22 ноября 1806 года — родилась дочь Катерина (будущая Мещерская).

Осень 1806-го-1807-й — новая европейская война, разгром Пруссии Наполеоном, успех русских при Эйлау, затем — полное поражение при Фридланде, Тильзитский мир.

Карамзин — брату. „Солдаты и офицеры русские оказали военную храбрость, но Румянцевых и Суворовых нет“; работа же над Историей не идет от беспокойства душевного; он уж и не надеется дожить „до времен счастливых для Европы“. Летом 1807-го — умирает старый князь Вяземский, оставив зятю 800 душ, 35 000 долгу и заботы о двух несовершеннолетних детях. Бездна хозяйственных забот, снова — приступы лихорадки…

12 октября — родился сын Андрей („теперь у нас довольно малюток, более не желаем“).

1237–1240-е годы: нашествие Батыя.

Состояние России было самое плачевное: казалось, что огненная река промчалась от ее восточных пределов до западных; что язва, землетрясение и все ужасы естественные вместе опустошили их, от берегов Оки до Сана. Летописцы наши, сетуя над развалинами отечества о гибели городов и большой части народа, прибавляют: „Батый как лютый зверь пожирал целые области, терзая когтями остатки. Храбрейшие князья Российские пали в битвах; другие скитались в землях чуждых; искали заступников между иноверными и не находили; славились прежде богатством и всего лишились. Матери плакали о детях, пред их глазами растоптанных конями татарскими, а девы о своей невинности: сколь многие из них, желая спасти оную, бросались на острый нож или в глубокие реки! Жены боярские, не знавшие трудов, всегда украшенные златыми монистами и одеждою шелковою13, всегда окруженные толпою слуг, сделались рабами варваров, носили воду для их жен, мололи жерновом и белые руки свои опаляли над очагом, готовя пищу неверным… Живые завидовали спокойствию мертвых“. Одним словом, Россия испытала тогда все бедствия, претерпенные Римскою империей от времен Феодосия Великого до седьмого века, когда северные дикие народы громили ее цветущие области14. Варвары действуют по одним правилам и разнствуют между собою только в силе“.

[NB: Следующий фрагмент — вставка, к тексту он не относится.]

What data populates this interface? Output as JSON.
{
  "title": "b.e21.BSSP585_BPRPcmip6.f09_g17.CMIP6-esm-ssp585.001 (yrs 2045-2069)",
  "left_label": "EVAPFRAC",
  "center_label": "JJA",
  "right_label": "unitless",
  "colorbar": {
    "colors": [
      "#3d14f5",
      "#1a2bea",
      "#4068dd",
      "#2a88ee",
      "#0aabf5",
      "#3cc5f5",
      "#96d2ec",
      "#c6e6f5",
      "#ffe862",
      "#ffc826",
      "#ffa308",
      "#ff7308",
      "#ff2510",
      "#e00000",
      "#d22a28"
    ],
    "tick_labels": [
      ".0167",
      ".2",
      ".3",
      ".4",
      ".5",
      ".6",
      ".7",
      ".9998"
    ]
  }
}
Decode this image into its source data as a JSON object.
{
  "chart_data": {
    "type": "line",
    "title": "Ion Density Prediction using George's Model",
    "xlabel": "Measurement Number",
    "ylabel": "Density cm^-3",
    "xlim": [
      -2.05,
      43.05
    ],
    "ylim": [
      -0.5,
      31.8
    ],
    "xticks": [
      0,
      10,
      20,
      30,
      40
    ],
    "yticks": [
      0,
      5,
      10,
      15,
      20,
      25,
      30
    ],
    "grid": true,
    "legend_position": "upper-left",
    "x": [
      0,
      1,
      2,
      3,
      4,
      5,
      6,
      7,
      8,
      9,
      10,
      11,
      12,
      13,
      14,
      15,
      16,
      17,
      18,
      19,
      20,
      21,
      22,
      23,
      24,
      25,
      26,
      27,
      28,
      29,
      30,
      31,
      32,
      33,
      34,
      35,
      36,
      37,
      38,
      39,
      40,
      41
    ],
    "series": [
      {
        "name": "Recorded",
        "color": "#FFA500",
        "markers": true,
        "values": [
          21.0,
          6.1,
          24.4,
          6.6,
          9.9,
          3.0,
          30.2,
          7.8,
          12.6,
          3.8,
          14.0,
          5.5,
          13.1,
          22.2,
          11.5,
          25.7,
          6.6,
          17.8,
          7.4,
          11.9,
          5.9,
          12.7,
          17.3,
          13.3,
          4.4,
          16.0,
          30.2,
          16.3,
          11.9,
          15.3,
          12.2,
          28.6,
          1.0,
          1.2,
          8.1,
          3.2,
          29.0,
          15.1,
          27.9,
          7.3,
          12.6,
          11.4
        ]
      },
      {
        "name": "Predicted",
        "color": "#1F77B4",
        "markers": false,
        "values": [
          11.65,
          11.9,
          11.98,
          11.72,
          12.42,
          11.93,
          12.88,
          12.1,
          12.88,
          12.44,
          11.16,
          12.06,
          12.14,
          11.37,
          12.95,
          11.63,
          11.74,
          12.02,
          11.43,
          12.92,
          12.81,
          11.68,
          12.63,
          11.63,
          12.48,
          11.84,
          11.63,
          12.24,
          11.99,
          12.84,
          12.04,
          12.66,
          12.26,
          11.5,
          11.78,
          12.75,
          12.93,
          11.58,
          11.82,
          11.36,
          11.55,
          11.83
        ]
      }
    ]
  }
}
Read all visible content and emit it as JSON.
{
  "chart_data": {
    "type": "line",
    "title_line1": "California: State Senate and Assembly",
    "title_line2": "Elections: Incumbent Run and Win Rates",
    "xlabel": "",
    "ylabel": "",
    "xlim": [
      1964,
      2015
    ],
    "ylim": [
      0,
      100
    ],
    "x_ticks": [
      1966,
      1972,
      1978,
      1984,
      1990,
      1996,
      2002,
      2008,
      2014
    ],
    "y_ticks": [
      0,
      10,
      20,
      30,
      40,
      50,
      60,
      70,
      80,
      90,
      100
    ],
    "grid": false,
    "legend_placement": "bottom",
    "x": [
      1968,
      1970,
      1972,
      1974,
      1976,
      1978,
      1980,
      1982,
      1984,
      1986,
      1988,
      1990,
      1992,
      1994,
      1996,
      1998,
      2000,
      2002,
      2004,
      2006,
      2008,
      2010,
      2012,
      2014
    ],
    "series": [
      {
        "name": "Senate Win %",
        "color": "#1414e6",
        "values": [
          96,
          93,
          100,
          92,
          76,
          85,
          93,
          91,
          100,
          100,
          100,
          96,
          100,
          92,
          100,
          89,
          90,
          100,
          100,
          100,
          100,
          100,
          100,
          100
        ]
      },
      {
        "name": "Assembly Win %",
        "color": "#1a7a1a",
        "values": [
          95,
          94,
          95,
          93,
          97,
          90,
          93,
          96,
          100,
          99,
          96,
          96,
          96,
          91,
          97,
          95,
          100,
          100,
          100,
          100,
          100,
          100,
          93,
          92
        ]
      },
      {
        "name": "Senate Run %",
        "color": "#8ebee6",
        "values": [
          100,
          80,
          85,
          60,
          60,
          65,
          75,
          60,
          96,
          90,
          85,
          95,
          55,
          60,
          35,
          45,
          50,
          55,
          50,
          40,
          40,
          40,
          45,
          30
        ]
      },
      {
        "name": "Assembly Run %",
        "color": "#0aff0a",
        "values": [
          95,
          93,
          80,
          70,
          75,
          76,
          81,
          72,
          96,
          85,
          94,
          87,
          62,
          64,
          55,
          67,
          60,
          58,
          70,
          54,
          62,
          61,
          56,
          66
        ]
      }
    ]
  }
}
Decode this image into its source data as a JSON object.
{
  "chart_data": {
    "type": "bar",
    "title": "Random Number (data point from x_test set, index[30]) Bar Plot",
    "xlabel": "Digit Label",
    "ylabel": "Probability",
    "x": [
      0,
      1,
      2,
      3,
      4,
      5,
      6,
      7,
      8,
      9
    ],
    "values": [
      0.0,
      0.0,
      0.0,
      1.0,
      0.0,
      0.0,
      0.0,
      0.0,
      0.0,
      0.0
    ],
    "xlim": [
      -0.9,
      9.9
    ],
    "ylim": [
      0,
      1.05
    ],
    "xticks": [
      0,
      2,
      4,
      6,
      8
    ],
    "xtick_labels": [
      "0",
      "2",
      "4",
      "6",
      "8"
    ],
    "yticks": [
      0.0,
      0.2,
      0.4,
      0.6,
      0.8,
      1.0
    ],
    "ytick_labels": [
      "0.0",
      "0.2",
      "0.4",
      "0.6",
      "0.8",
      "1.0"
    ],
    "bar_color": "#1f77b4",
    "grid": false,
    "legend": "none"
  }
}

Даже эти горячие строки, писанные более художником, чем ученым, Карамзин, как видим, сопровождает двумя научными примечаниями (13 и 14): одно насчет шелковых одежд боярских жен, с подробными объяснениями и ссылками, что это не расхожий эпитет; что в самом деле были шелка. Историк-писатель знает свое дело; такое примечание умножает в глазах читателя достоверность и ненавязчиво напоминает об избранном жанре. Второе же примечание — честная отсылка к подобной же мысли английского историка Робертсона. Притом русский ученый, горюющий о страшном несчастье, постигшем его родину в XIII деке, даже тут опасается изменить своему обычному широкому взгляду на вещи, высокой объективности: ведь ужас татарского бедствия он сравнивает с чем же? С набегами на Рим и Византию северных варваров, среди которых важнейшую роль играли древние славяне, прямые предки тех, кого в 1237- 1240-х годах громит и грабит Батый!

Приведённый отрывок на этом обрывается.